In a production Rust filesystem, I would not use libc types lid uid_t and gid_t in defining the on-disk format -- they may vary from libc to libc, but you probably want your filesystem to be portable between systems.
The use of direct, indirect, double indirect, etc. pointers to data blocks shows how antiquated some file system designs are. When files that can be fragmented regularly reach sizes in the gigabytes, using extents is the best way to track their data blocks in an efficient manner.
It's always annoyed me how I can query hundeds of millions of records in a SQL database instantly, but searching metadata from my filesystem is still comparatively slow. Are there any filesystems out there that take a more database-like approach to this (while still appearing and integrating like a traditional filesystem - I'm not after object storage, nor do I want to rely on a decoupled indexing process).
I built a system that I designed to be a file system replacement. It can efficiently manage the metadata for hundreds of millions of files without a separate indexing system that can become out of sync with the actual data. You can attach dozens of metadata tags to each file and query for every file that has a certain tag or other attribute (size, type, datetime stamp, etc). It works a lot like a database in that results are returned almost instantly.
Hi, I did not understand the arithmetic behind indirect pointers and the file size it can store.
It says "A single indirect pointer can point - (12 + 1024) * 4 KiB" that is 4MiB file.
My question is, what does 1024 represent. I understand 12 is the number of direct pointers and we are multiplying it by 4 considering a pointer takes 4 bytes of space. Would help if anyone explains it.
Might be a silly question, sorry about that. But ya, thanks for the help!
We're pointing to a block of data; that's the 4 KiB. You have 12 direct pointers — that's the "12".
The "1024" appears to be the single indirect pointers: it seems like the inode only has 1 "single indirect pointer", so that points to a block's worth of pointers. (Hence the "indirect" part.) A block in this design is 4 KiB, and a pointer in this design is 4 B, so the block of pointers will hold 4 KiB / (4 B/pointer) = 1024 pointers — that's the "1024".
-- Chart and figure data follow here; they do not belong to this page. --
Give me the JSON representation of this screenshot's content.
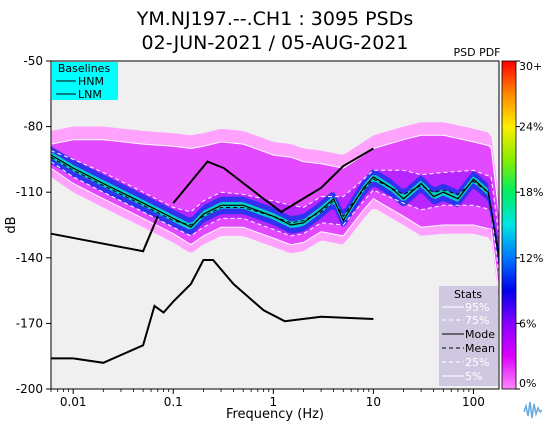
{
  "chart_data": {
    "type": "heatmap",
    "title_line1": "YM.NJ197.--.CH1 : 3095 PSDs",
    "title_line2": "02-JUN-2021 / 05-AUG-2021",
    "xlabel": "Frequency (Hz)",
    "ylabel": "dB",
    "x_scale": "log",
    "xlim": [
      0.006,
      180
    ],
    "ylim": [
      -200,
      -50
    ],
    "x_ticks": [
      {
        "value": 0.01,
        "label": "0.01"
      },
      {
        "value": 0.1,
        "label": "0.1"
      },
      {
        "value": 1,
        "label": "1"
      },
      {
        "value": 10,
        "label": "10"
      },
      {
        "value": 100,
        "label": "100"
      }
    ],
    "y_ticks": [
      {
        "value": -50,
        "label": "-50"
      },
      {
        "value": -80,
        "label": "-80"
      },
      {
        "value": -110,
        "label": "-110"
      },
      {
        "value": -140,
        "label": "-140"
      },
      {
        "value": -170,
        "label": "-170"
      },
      {
        "value": -200,
        "label": "-200"
      }
    ],
    "colorbar": {
      "title": "PSD PDF",
      "labels": [
        "30+",
        "24%",
        "18%",
        "12%",
        "6%",
        "0%"
      ],
      "colors": [
        "#ff0000",
        "#ff8800",
        "#ffee00",
        "#88ee00",
        "#00ee66",
        "#00e5e5",
        "#0077ff",
        "#0000ee",
        "#8800ff",
        "#dd00ff",
        "#ff88ff"
      ]
    },
    "baselines_legend": {
      "title": "Baselines",
      "entries": [
        "HNM",
        "LNM"
      ],
      "bg_color": "#00ffff"
    },
    "stats_legend": {
      "title": "Stats",
      "entries": [
        "95%",
        "75%",
        "Mode",
        "Mean",
        "25%",
        "5%"
      ],
      "bg_color": "#d0c8e0"
    },
    "hnm": {
      "x": [
        0.1,
        0.22,
        0.32,
        0.8,
        1.2,
        3,
        5,
        10
      ],
      "y": [
        -115,
        -96,
        -99,
        -113,
        -119,
        -108,
        -98,
        -90
      ]
    },
    "lnm": {
      "x": [
        0.006,
        0.01,
        0.02,
        0.05,
        0.065,
        0.08,
        0.1,
        0.15,
        0.2,
        0.25,
        0.4,
        0.8,
        1.3,
        3,
        10
      ],
      "y": [
        -186,
        -186,
        -188,
        -180,
        -162,
        -165,
        -160,
        -152,
        -141,
        -141,
        -152,
        -164,
        -169,
        -167,
        -168
      ]
    },
    "hnm_low": {
      "x": [
        0.006,
        0.05,
        0.07
      ],
      "y": [
        -129,
        -137,
        -121
      ]
    },
    "mode": {
      "x": [
        0.006,
        0.01,
        0.02,
        0.05,
        0.1,
        0.15,
        0.2,
        0.3,
        0.5,
        1,
        1.5,
        2,
        3,
        4,
        5,
        6,
        8,
        10,
        15,
        20,
        30,
        40,
        50,
        70,
        100,
        140,
        180
      ],
      "y": [
        -93,
        -99,
        -106,
        -115,
        -122,
        -126,
        -120,
        -116,
        -116,
        -121,
        -125,
        -124,
        -118,
        -113,
        -123,
        -117,
        -108,
        -103,
        -108,
        -113,
        -106,
        -112,
        -110,
        -113,
        -104,
        -110,
        -140
      ]
    },
    "mean": {
      "x": [
        0.006,
        0.01,
        0.02,
        0.05,
        0.1,
        0.15,
        0.2,
        0.3,
        0.5,
        1,
        1.5,
        2,
        3,
        4,
        5,
        6,
        8,
        10,
        15,
        20,
        30,
        40,
        50,
        70,
        100,
        140,
        180
      ],
      "y": [
        -94,
        -100,
        -107,
        -116,
        -123,
        -125,
        -121,
        -117,
        -117,
        -121,
        -124,
        -123,
        -119,
        -114,
        -121,
        -116,
        -109,
        -104,
        -108,
        -111,
        -107,
        -110,
        -109,
        -111,
        -105,
        -110,
        -138
      ]
    },
    "p95": {
      "x": [
        0.006,
        0.01,
        0.02,
        0.05,
        0.1,
        0.15,
        0.2,
        0.3,
        0.5,
        1,
        1.5,
        2,
        3,
        5,
        8,
        10,
        20,
        30,
        50,
        100,
        150,
        180
      ],
      "y": [
        -88,
        -86,
        -86,
        -88,
        -89,
        -90,
        -89,
        -87,
        -88,
        -93,
        -94,
        -96,
        -97,
        -99,
        -93,
        -90,
        -86,
        -84,
        -84,
        -87,
        -89,
        -120
      ]
    },
    "p75": {
      "x": [
        0.006,
        0.01,
        0.02,
        0.05,
        0.1,
        0.15,
        0.2,
        0.3,
        0.5,
        1,
        1.5,
        2,
        3,
        5,
        8,
        10,
        20,
        30,
        50,
        100,
        150,
        180
      ],
      "y": [
        -91,
        -95,
        -101,
        -110,
        -117,
        -119,
        -114,
        -110,
        -111,
        -114,
        -116,
        -117,
        -112,
        -112,
        -104,
        -100,
        -100,
        -102,
        -101,
        -100,
        -103,
        -130
      ]
    },
    "p25": {
      "x": [
        0.006,
        0.01,
        0.02,
        0.05,
        0.1,
        0.15,
        0.2,
        0.3,
        0.5,
        1,
        1.5,
        2,
        3,
        5,
        8,
        10,
        20,
        30,
        50,
        100,
        150,
        180
      ],
      "y": [
        -96,
        -103,
        -110,
        -119,
        -126,
        -130,
        -126,
        -122,
        -122,
        -127,
        -130,
        -129,
        -124,
        -125,
        -114,
        -109,
        -115,
        -118,
        -116,
        -116,
        -118,
        -148
      ]
    },
    "p5": {
      "x": [
        0.006,
        0.01,
        0.02,
        0.05,
        0.1,
        0.15,
        0.2,
        0.3,
        0.5,
        1,
        1.5,
        2,
        3,
        5,
        8,
        10,
        20,
        30,
        50,
        100,
        150,
        180
      ],
      "y": [
        -99,
        -106,
        -113,
        -122,
        -129,
        -134,
        -130,
        -126,
        -126,
        -131,
        -134,
        -133,
        -128,
        -130,
        -118,
        -113,
        -121,
        -126,
        -125,
        -125,
        -127,
        -155
      ]
    }
  }
}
Interesting article. I wonder if the FS abstraction is not too large, maybe it could be split into various layers, such as the Physical layer (block KV store), intermediate with building files from blocks and last UI layer with FS or Object Store type access. Kind of similar to what's happening in the database space with Query Engines like DataFusion.
In a production Rust filesystem, I would not use libc types lid uid_t and gid_t in defining the on-disk format -- they may vary from libc to libc, but you probably want your filesystem to be portable between systems.